Despite its drawbacks, Penumbra: Overture decidedly proves the importance of audio in a horror game. For all the game’s problems—lackluster AI, low-res textures, muddled story, broken combat—it still manages to get in your head, primarily due to the rich sound design. Philip’s panicked breathing, the low growling of demon dogs, the metallic screech when you open a locker, the clang of a toppled fire extinguisher, and the low bass rumble of distant machinery—these sounds aren’t revolutionary, but they help the game make up for lackluster visuals. The score also plays a part, reinforcing the tense atmosphere with growling bass tones and pounding drums.

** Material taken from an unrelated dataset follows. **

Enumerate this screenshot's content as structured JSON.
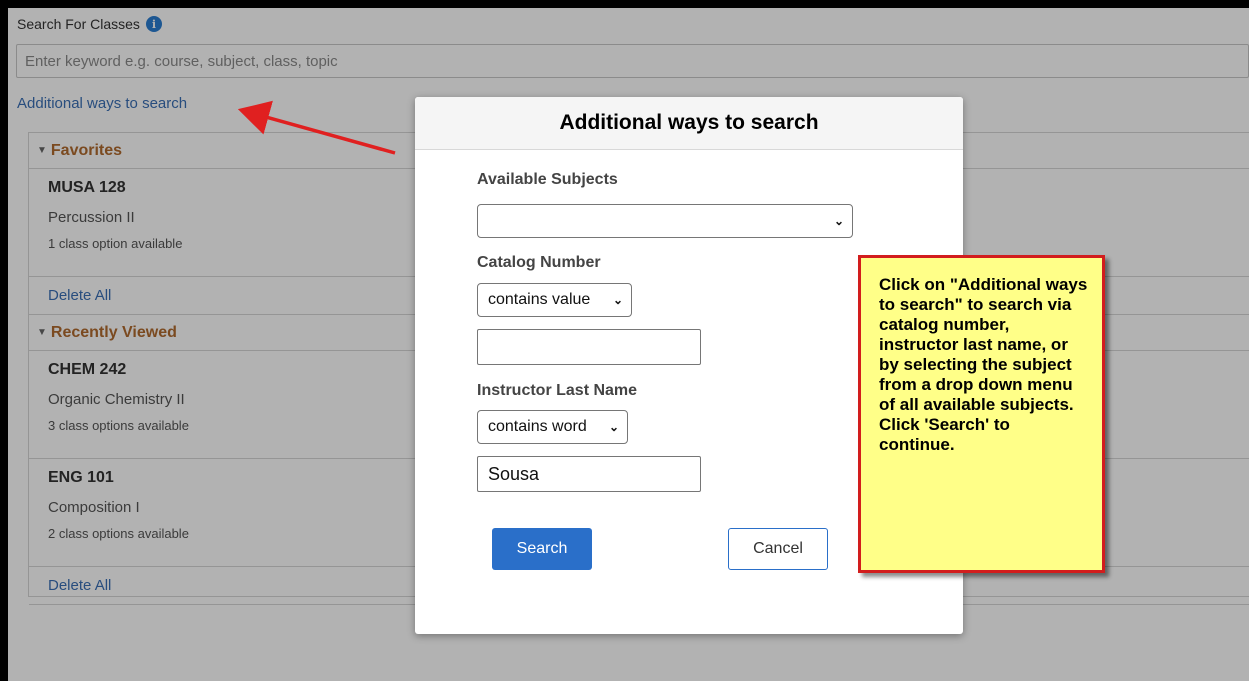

Sometimes it’s a bit melodramatic, since none of the enemies are particularly scary, but on occasion it works wonderfully with the sound design to ratchet up the tension.
Again, Penumbra: Overture is destined to be played in the dark with headphones.
The Final Word: While quite obviously the work of a small developer, and despite a number of flaws, Penumbra: Overture manages to impress primarily because of its moody sound design, loveable psychopath Red, and an impressive physics system. Horror fans who can look past the occasionally ugly visuals (the graphics are bad even for a game from ye olden days of 2007) will find a game that clearly understands the importance of “atmosphere,” and though the story is convoluted and a bit absurd, it still contains a few excellent moments. Just don’t try to go Rambo on those demon dogs. It’s not worth it.
Penumbra: Overture is available on Linux and PC (reviewed).